Moving forward, the commissioner said she wants to keep the fund open but added everyone should know the money is there, and any group could apply for it. Like the original agreement states, she said the mayor, the violence prevention director and health commissioner should sign off on the grants. She also said they should publish where the money is going.
"I think it’s really important that we have access to money to really fund the community organizations on the ground who are doing the work in real-time and that there is some flexibility for an emergency use or limited-time use or there’s a specific incident that we want to address and really have community organizations respond quickly. This fund gives us that agility," said Commissioner Johnson. "It’s important that we do have access to money to fund violence prevention in a way that is agile and in real-time because the [Common] Council, as an organization, it just takes time for money to move through. We really need to be able to respond quickly and have money available to do that."
Under the current system, there have been some outside checks and balances. Groups making the donations to the fund often ask for reports, documented metrics, and explanations for how the money was used. For example, documents uncovered in the open record request show the Office of Violence Prevention submitted a report in 2021 explaining to the Public Welfare Foundation how the city's fund spent a $200,000 grant.
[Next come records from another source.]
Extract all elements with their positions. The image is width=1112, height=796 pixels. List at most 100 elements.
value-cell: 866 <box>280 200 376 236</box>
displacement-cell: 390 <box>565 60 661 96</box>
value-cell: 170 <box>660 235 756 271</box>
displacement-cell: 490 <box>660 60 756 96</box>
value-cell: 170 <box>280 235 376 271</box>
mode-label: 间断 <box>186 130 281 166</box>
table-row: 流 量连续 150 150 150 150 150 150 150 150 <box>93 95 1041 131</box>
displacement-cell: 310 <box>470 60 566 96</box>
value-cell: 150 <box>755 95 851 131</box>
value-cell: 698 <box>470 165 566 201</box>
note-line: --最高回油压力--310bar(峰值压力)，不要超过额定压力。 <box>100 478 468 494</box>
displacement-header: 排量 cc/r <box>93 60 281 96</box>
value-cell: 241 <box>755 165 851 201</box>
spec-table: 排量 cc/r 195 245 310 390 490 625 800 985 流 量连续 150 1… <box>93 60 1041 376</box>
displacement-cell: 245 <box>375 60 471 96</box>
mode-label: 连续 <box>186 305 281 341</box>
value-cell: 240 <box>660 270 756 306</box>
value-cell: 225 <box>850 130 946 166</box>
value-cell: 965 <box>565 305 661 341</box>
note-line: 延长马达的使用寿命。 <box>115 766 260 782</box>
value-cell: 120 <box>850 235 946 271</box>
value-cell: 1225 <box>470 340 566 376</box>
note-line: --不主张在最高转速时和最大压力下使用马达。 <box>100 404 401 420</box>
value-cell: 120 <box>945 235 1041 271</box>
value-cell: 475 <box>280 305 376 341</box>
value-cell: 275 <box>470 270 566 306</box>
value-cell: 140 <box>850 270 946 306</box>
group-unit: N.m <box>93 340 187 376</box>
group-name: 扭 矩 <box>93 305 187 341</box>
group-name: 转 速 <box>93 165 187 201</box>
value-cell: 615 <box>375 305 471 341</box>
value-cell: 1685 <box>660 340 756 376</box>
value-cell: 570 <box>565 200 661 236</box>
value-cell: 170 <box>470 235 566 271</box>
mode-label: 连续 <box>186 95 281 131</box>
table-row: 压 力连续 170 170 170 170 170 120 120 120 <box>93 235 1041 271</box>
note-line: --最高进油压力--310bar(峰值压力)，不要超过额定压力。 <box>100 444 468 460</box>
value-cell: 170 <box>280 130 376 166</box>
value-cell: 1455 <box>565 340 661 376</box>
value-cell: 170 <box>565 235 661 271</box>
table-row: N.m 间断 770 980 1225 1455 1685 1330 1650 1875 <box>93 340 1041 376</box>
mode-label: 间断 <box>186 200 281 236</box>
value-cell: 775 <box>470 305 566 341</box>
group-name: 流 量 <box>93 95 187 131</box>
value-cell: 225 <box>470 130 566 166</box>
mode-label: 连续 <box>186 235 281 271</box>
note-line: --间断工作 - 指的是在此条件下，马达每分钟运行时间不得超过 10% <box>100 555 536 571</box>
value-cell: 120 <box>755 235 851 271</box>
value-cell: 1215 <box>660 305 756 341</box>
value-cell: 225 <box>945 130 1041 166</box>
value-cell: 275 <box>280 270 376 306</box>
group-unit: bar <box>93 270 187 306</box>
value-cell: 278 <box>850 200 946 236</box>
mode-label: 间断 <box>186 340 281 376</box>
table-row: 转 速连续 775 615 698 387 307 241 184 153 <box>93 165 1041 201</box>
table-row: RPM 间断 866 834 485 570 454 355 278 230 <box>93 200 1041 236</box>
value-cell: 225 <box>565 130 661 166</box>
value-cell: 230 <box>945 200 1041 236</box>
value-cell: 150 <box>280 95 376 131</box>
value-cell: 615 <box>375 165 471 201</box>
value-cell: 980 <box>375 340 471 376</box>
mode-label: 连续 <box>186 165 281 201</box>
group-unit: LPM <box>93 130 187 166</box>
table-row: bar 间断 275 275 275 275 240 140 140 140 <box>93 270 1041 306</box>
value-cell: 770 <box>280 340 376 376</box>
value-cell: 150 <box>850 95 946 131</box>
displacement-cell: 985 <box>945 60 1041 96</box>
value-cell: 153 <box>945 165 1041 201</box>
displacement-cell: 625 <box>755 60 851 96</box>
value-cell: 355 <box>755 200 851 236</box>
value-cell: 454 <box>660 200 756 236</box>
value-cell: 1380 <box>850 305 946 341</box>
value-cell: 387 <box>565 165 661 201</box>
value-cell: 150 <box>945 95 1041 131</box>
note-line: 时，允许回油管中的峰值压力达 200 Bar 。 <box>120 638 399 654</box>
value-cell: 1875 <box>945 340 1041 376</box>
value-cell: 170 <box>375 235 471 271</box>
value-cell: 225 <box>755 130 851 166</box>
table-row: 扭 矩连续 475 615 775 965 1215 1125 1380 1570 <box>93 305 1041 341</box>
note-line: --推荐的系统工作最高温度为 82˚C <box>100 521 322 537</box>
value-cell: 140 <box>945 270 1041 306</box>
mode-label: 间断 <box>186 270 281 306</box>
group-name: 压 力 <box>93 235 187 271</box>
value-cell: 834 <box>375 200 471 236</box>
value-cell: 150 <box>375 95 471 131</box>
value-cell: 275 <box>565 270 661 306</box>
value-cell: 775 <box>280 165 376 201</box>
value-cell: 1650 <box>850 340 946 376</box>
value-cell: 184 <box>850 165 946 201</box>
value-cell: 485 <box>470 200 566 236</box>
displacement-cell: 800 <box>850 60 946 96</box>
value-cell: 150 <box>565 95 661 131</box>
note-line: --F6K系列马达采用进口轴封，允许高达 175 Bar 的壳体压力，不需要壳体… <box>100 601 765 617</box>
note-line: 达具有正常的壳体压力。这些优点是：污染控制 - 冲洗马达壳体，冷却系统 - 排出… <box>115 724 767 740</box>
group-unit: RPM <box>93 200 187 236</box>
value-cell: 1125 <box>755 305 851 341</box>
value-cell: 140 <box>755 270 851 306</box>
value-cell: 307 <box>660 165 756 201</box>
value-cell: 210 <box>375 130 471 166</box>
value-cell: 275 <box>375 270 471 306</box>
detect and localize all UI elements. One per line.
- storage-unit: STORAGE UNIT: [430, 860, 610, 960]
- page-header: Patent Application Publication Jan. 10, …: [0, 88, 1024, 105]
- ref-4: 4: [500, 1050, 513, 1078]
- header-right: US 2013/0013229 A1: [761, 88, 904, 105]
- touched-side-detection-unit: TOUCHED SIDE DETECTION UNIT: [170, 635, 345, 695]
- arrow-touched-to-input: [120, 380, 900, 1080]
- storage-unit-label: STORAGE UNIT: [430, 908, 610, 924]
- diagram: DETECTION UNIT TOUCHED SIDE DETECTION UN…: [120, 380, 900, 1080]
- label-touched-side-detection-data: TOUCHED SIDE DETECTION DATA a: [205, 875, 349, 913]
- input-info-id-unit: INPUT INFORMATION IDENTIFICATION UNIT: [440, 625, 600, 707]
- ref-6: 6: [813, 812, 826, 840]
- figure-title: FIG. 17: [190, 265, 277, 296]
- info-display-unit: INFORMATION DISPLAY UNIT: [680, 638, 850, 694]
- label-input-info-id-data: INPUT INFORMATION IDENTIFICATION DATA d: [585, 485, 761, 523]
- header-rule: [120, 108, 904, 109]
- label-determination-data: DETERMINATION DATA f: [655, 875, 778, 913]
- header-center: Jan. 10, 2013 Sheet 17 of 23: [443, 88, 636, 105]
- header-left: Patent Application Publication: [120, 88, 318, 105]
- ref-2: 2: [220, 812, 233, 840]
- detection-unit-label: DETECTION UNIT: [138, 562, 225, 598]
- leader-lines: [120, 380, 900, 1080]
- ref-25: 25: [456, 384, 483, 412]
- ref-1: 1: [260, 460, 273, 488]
The national group the Annie E. Casey Foundation, which donated the money to the Violence Prevention Fund that was then shared with the Medical College of Wisconsin, expects a report summarizing how the city has used the donations. The foundation also did site visits and had been in communication with Holliman, e-mails show.
A Casey Foundation senior official told Holliman to use grant money to pay for a trip to the White House and Baltimore, a trip that sparked conflict between the mayor's office and Holliman, and which preceded her ouster.
FOX6 News asked Barrett and Moore to comment on why the fund was set up. We didn't hear back.
"We’ll be looking at that as well," Mayor Johnson said about the impetus for the fund set up before his tenure. "I wish that I would have known, certainly. And as I said: we’re looking forward in the Office of Violence Prevention, so now that we know about the fund, we’ll be able to address those things in the future as well."